It was bound to come back up again. What to do about the rise of social networking sites, and their use by members of the media and by athletes. Saturday morning we were once again faced with "too much information."
The facebook pages of UGA defensive tackle Derick Lott and tailback Washaun Ealey both had notes apparently posted by them that they had been injured. Lott's page read "Day 4 was not so good i messed up my arm nd (sic.) will be out for a while." Ealey's page read, "im out of practice due to an elbow injury!! please pray for me!!!"
Both Lott and Ealey are freshmen, and perhaps messages like this will not appear in the future should the coaching staff determine that such information getting out in such a manner is not a good thing.
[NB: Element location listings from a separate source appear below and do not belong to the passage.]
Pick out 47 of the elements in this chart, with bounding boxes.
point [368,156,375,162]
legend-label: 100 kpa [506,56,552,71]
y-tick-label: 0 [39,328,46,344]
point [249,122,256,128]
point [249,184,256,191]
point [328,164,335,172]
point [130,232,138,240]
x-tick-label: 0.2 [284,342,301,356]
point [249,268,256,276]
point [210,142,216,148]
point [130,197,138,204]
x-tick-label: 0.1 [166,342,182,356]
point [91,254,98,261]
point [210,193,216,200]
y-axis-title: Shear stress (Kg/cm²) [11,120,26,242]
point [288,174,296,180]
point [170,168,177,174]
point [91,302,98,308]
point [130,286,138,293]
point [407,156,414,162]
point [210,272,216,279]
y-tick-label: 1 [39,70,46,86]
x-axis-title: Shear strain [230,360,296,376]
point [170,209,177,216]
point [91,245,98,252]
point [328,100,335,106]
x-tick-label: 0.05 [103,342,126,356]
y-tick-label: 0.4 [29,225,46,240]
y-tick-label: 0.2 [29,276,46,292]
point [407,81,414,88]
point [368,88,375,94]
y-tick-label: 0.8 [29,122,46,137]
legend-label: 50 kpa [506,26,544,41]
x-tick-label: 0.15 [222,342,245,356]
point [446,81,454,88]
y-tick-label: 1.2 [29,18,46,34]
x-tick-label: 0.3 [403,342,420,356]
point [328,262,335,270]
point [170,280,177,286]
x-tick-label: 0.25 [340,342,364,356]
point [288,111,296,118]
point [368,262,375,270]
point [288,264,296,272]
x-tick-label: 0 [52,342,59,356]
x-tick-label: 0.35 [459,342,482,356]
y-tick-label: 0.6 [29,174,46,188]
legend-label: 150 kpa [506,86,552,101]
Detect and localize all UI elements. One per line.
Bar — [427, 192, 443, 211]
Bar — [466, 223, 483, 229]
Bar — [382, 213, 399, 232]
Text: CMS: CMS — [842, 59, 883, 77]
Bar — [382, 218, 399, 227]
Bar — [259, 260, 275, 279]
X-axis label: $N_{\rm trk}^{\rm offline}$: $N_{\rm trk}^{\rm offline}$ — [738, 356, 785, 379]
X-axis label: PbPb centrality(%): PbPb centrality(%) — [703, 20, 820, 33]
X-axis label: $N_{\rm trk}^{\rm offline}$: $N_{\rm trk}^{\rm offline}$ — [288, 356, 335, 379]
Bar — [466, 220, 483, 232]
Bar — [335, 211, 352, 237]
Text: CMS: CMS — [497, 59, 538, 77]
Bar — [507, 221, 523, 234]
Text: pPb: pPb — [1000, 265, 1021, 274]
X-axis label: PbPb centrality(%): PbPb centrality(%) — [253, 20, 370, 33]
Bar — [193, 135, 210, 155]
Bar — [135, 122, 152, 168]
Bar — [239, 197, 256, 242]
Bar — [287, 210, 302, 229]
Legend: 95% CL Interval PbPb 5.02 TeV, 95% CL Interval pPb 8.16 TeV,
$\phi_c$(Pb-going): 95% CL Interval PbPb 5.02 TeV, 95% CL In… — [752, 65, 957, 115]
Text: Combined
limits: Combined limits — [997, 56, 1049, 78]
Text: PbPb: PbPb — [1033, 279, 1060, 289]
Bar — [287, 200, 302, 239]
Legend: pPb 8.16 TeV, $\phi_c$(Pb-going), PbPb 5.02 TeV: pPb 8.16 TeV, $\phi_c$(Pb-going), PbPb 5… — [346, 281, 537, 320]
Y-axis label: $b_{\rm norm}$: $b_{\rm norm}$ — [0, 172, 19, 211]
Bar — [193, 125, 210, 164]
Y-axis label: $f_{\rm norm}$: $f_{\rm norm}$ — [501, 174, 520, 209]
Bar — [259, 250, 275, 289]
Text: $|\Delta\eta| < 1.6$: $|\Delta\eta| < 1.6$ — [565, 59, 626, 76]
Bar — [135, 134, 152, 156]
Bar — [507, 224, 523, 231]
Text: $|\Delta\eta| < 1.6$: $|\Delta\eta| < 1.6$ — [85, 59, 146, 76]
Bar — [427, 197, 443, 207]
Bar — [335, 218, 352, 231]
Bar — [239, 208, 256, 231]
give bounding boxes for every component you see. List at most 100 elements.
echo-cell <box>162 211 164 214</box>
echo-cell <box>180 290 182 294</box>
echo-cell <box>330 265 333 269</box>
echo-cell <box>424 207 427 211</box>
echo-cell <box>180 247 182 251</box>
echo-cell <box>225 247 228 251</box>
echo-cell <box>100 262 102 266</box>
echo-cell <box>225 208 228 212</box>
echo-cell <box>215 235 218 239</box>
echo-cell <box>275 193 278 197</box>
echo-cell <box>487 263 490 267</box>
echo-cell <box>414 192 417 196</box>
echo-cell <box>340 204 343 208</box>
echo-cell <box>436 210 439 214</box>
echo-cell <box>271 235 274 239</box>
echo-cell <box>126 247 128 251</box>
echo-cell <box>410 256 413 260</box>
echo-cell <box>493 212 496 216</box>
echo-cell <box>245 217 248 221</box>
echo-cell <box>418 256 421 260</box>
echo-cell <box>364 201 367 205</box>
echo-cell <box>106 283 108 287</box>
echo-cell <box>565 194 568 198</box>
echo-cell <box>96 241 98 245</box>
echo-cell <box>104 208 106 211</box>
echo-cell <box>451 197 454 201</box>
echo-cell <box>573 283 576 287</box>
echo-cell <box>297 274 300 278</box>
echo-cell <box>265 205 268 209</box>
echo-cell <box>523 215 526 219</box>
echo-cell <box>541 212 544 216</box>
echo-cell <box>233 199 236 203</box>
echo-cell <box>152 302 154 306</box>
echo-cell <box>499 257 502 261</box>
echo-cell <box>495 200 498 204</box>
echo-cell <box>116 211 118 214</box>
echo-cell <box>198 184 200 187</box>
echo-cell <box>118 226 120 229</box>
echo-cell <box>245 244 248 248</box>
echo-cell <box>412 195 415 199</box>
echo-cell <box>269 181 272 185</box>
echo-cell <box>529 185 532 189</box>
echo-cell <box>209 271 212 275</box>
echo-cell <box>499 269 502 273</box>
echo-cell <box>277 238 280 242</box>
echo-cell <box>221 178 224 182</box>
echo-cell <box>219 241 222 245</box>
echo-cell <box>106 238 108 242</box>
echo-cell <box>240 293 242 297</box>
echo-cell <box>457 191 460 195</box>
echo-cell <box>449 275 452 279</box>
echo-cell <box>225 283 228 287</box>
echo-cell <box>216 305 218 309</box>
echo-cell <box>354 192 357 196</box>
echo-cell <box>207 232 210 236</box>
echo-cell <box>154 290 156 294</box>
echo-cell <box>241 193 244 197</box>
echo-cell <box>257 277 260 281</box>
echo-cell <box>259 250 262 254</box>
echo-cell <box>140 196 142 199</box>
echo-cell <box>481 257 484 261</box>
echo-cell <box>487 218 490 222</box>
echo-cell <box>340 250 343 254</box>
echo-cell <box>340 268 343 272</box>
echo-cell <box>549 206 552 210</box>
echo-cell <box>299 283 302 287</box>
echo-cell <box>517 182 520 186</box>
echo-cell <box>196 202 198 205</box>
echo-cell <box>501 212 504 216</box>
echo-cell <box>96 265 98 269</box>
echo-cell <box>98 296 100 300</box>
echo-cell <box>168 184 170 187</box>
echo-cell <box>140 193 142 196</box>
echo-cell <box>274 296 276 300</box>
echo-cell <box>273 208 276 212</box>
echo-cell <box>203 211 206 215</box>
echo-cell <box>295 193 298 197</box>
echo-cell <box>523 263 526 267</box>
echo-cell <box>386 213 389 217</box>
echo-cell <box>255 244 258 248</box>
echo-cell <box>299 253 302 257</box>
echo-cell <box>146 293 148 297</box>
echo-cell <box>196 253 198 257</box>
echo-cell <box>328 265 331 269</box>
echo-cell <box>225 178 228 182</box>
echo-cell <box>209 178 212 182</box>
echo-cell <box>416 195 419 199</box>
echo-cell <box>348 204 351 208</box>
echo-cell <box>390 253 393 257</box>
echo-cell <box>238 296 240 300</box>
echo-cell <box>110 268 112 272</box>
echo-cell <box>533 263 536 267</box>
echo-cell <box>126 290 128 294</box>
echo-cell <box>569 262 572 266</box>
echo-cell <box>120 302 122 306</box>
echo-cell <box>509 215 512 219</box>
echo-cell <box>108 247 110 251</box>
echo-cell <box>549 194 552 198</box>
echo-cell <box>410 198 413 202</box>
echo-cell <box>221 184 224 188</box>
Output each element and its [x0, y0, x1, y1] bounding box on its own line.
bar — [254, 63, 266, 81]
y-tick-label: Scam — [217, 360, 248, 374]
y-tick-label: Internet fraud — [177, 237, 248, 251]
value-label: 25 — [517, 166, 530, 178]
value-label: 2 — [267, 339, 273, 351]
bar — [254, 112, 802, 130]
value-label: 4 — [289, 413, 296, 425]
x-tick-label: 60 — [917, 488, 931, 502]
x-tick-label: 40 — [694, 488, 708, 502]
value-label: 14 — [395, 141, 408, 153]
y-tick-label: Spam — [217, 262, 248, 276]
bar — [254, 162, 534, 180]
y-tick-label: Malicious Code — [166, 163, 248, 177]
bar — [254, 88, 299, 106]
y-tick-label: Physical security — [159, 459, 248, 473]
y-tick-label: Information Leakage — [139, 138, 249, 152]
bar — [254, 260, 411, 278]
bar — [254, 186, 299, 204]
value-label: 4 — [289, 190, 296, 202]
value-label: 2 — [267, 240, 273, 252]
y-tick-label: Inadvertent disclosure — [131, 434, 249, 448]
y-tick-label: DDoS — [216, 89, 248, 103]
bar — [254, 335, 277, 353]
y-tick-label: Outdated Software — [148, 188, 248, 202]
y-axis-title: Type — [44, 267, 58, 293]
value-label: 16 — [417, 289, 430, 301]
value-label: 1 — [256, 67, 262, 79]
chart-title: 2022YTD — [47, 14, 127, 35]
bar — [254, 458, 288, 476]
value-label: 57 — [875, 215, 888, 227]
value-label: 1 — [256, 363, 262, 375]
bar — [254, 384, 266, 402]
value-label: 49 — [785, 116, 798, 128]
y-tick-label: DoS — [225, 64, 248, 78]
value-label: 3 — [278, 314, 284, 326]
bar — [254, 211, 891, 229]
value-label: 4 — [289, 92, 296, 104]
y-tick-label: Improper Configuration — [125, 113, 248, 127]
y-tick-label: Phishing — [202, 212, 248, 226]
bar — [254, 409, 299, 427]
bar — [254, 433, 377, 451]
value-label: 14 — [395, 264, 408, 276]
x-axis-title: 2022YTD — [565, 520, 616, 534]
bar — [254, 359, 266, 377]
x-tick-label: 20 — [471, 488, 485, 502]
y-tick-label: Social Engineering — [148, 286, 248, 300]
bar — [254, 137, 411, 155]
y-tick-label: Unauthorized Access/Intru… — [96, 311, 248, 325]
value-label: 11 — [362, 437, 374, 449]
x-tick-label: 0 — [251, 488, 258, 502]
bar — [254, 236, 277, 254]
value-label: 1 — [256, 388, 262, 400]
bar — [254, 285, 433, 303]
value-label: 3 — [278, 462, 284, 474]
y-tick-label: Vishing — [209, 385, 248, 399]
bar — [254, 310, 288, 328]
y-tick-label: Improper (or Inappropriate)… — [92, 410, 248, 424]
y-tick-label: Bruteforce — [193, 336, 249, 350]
Earlier this week, the Associated Press ran a story on the NFL's reaction to media, fans, and players using Facebook and Twitter to pass along information. While the league is in favor of such things for obvious promotional reasons, many coaches and general managers are not on board.
This all happens at a time when the Southeastern Conference sent out a memo to league schools announcing a new policy to limit media coverage of teams this season. The SEC recently signed deals with certain media outlets and is apparently trying to add exclusivity of coverage for their new customers.
While the obvious problems of a private entity dictating the amount of freedom of the press a state school, staffed by state employees, will allow at events on state property are one thing, the other glaring issue is that with this shrinkage of coverage by journalists, that void will likely be filled by fan bloggers and athletes.
Georgia defensive tackle Jeff Owens made a big show out of the video documentary he did while at the SEC Media Days in July. His twitter page has constant updates and even includes interviews with other players.
Asked his opinion on this, head coach Mark Richt told UGASports, ""We talk to them about it (Facebook, MySpace), and just tell them to be smart," he said. "We just tell them not to do or say anything that they're going to be ashamed of."
While Owens' situation is a bit different in that, he is just staying connected with his fans and has said nothing to compromise the team or draw the ire of coaches, the situation is certainly ripe for problems in the future when athletes and fan blogs are regarded as sources of information.
Stifling opinion is not the issue; it is the rapid expansion of so many opinions in an age where readers are hit with a barrage of information. Some newspapers and media outlets have their writers keep blogs, fans have blogs, and the average sports fan looking for that next nugget of information is going to find plenty and upon closing their browser probably not remember where they read what.
Why should they?
A sports columnist is more-or-less just a fan with a journalism degree. Bloggers are, well bloggers are everywhere so who keeps count of whether it is a newspaper writer of fan living two time zones away
from the action?
Meanwhile, those in the position to allow media access are seeking to limit the access to those who write the next check.
In an age where everyone likes to gripe about the amount of misinformation--remember the Marlon Brown Facebook fiasco?--we sure seem to do a good job at making the problem worse.
But that is just my opinion. I am sure coach Richt will be asked about the two injures after Saturday afternoon's practice.